The pleiotropic drug Cannabidoil produces a wide array of different effects on the body and achieves this by accessing multiple molecular path ways. Science has identified at least 65 different molecular pathways that CBD targets. CBD has a low binding affinity (the strength of the binding interaction of an individual bio-molecule such as DNA or proteins, to its ligand/binding partner, an example are drug inhibitors), between either CBD1 or CBD2 cannabinoid receptors. Cannabidoil, does however modulate many non cannabidinoid receptors as well as ion channels. CBD delays the “re-uptake” of endogenous neurotransmitters and acts on many other independent molecular pathways such as anandamide and adenosine (essential in energy production) whilst enhancing or inhibiting the binding ability of various G-protien coupled receptors.







Pioneering research conducted in collaboration by the University of San Paulo in Brazil and King’s college in London into the neural correlates of anxiety and CBD. The study demonstrated that CBD directly activates the 5-HT1A Serotonin receptor, particularly in high concentrations, thereby producing an anti-anxiety effect.

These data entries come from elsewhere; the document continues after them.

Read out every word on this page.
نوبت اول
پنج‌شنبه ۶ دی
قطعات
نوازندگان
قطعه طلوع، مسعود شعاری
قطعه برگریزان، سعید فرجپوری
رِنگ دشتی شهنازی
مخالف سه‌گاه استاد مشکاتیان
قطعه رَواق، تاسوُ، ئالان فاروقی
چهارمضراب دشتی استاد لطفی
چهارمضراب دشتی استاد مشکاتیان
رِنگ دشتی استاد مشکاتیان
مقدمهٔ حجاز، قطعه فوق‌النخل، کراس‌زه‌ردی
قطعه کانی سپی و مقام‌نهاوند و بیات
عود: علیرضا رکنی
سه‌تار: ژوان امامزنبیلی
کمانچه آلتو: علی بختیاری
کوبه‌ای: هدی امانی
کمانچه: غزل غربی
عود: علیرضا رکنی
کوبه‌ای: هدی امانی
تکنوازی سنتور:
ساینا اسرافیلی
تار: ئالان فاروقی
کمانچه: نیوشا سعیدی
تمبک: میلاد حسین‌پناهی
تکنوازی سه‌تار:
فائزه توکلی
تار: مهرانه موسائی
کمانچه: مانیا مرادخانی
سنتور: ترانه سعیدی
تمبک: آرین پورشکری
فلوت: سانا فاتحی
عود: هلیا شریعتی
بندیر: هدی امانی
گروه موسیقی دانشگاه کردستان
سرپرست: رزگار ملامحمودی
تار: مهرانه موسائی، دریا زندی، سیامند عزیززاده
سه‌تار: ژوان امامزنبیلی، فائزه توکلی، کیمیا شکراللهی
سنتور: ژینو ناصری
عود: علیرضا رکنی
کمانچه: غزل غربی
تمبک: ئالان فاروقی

This specific G-coupled protein receptor is involved in many neurological, as well as several fundamental biological processes, such as anxiety, pain perception, nausea, addiction, appetite, vomiting and even sleep, to name but a few.

Serotonin, a neurotransmitter activates the 5-HT family of receptors. These receptors are found in both the peripheral and central nervous systems. The 5-HT family of receptors initiate various intracellular chemical messages to cascade throughout the body producing either a inhibitory or excitatory response, dependent on the content of chemical message.

Recent Studies have demonstrated that CBDA which is CBD in its raw un-heated form, has a strong affinity with these 5-HT1A receptors, studies indicate that it is a powerful anti-emetic.